Milieu nationaliste et religieux
Originaire de Los Angeles, portant une kippa tricotée grise sur la tête, Harow passe pour un homme intelligent et organisé. Un conseiller de l’ombre. Eduqué dans le milieu nationaliste religieux soutenant la colonisation des territoires palestiniens, soldat d’élite dans la Brigade Golani, une force combattante de pointe de Tsahal (l’armée israélienne), Ari Harow a fait sa carrière dans la mouvance de Benyamin Netanyahou en devenant son conseiller pour les relations extérieures en 2002, puis le directeur des American friends of the Likoud (2003-2006), une association d’ultra-conservateurs américains soutenant la cause du Grand Israël.
Discret, taiseux, Ari Harow a en tout cas été au centre du «système Netanyahou» puisqu’il s’est occupé du financement des campagnes électorales du Likoud ainsi que du train de vie de son leader et des membres de sa famille. Consécration suprême, il est devenu son directeur de cabinet entre 2014 et 2015.
Vente fictive de son cabinet de consulting
Ce faisant, l’Israélo-Américain aurait dû, comme le prescrit la législation de l’Etat hébreu, abandonner la gestion de son cabinet de consulting, H3 Global, créé en 2010. Mais il en a organisé la vente fictive tout en continuant à le diriger en sous-main. Parmi ses clients figurait notamment une entreprise high-tech israélienne qui voulait conclure un contrat à Madagascar et qui a versé 35 000 euros à H3 Global afin que Ari Harow arrange une rencontre entre le leader du Likoud, qui ne le souhaitait pas, et le président de l’île. Pourtant, celle-ci a bien eu lieu en juin 2014.

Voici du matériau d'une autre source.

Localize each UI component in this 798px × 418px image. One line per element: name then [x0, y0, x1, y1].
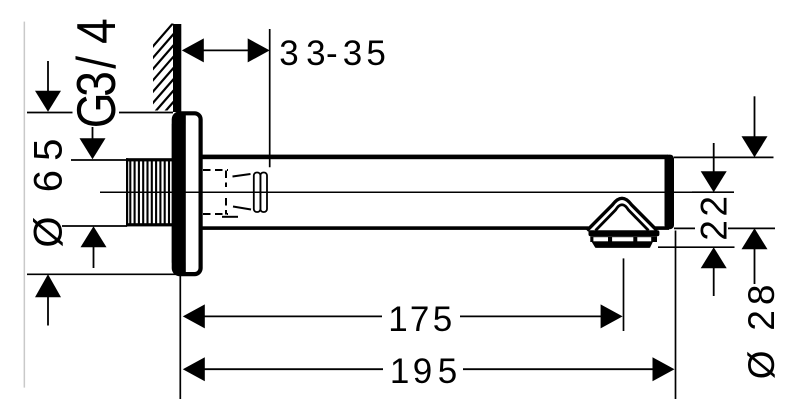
svg-text:G3/4: G3/4: [65, 18, 126, 128]
aerator ring 2: [590, 236, 657, 242]
svg-text:Ø28: Ø28: [741, 285, 782, 380]
aerator dome inner: [596, 205, 649, 231]
svg-text:22: 22: [694, 196, 735, 241]
wall face: [173, 24, 181, 112]
nipple thread lines: [130, 161, 169, 224]
aerator ring 3: [592, 242, 653, 248]
wall hatching: [152, 21, 175, 127]
dimension dia 28: [674, 96, 782, 379]
aerator ring 1: [589, 230, 660, 236]
dimension G3/4: [62, 18, 127, 268]
centerline: [100, 191, 733, 193]
svg-text:33-35: 33-35: [279, 34, 386, 73]
extension line right of wall: [269, 29, 271, 167]
aerator dome outer: [587, 198, 657, 230]
hidden connector dashed outline: [203, 170, 228, 215]
dimension 195: [180, 231, 675, 400]
border frame (faint left line): [24, 22, 26, 388]
spout body right end cap: [665, 155, 675, 230]
dimension 175: [183, 258, 624, 339]
hidden connector cylinder: [254, 173, 261, 213]
aerator ring 2 slots: [593, 237, 608, 241]
svg-text:195: 195: [390, 352, 457, 391]
spout body bottom edge right segment: [655, 226, 669, 230]
dimension 33-35: [182, 29, 386, 167]
hidden connector taper lines: [222, 174, 251, 217]
spout body top edge: [201, 155, 668, 160]
svg-text:175: 175: [388, 300, 452, 339]
dimension dia 65: [27, 61, 181, 326]
spout body bottom edge: [201, 226, 589, 230]
flange left band: [172, 112, 186, 276]
dimension 22: [658, 143, 735, 296]
flange (escutcheon): [174, 113, 201, 274]
svg-text:Ø65: Ø65: [27, 139, 71, 248]
threaded nipple G3/4: [126, 158, 172, 226]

Lorsque le trafic d’influence d’Ari Harow a été découvert, celui-ci a démissionné de sa prestigieuse fonction de chef de cabinet pour attendre son inculpation. Et pour préparer le procès qui devait suivre. L’enjeu était en effet de taille puisque l’ex-wonderboy risquait quatre ans de prison et près de 200 000 euros d’amende.
Eviter un long séjour derrière les barreaux
C’est précisément parce qu’il a compris que la condamnation était inévitable, parce qu’il voulait s’éviter un long séjour derrière les barreaux qu’Ari Harow a proposé au parquet de devenir «témoin d’Etat». Donc de déballer tout ce qu’il sait sur son ancien patron et éventuellement sur d’autres figures du Likoud et du gouvernement moyennant un aménagement de son dossier pénal: six mois de travaux d’utilité sociale au lieu de quatre ans de détention.
Un coup dur pour le premier ministre, lequel maintient cependant que «les enquêteurs ne trouveront rien parce qu’il n’y a rien». Dans la même veine, lui et son entourage s’en prennent aux médias, qu’ils accusent de «pratiques bolcheviques débouchant sur un lynchage public». Depuis quatre jours, les chroniqueurs de Canal 20, une petite chaîne télévisée d’extrême droite défendant les intérêts des colons ainsi que la politique du gouvernement, se déchaînent d’ailleurs sur les «gauchistes de la presse qui ne se tiennent plus» et sur Ari Harow, qu’ils surnomment «Judas Iscariote».
Une défection dramatique
La défection de l’ex-directeur de cabinet est dramatique pour Benyamin Netanyahou car, si inculpation il y a – et c’est généralement le cas lorsque le parquet recrute un «témoin d’Etat» –, il devra présenter sa démission comme l’avait fait Ehoud Olmert en 2008. A l’époque, ce dernier avait par ailleurs été enfoncé par sa secrétaire particulière et femme de confiance, Shoula Zaken, également devenue «témoin d’Etat».
En règle générale, le parquet israélien n’accorde pas facilement ce statut. S’il l’a fait, c’est bien parce qu’Ari Harow détient des informations solides et vérifiables susceptibles de faire tomber le premier ministre. Signe de l’importance de son «retournement»: jeudi dernier, la police nationale israélienne (PNI) a demandé à la justice la publication d’un «gag ordre» (arrêt) interdisant aux médias locaux de diffuser la moindre information sur les révélations qu’il a commencé à faire sur son ancien patron ».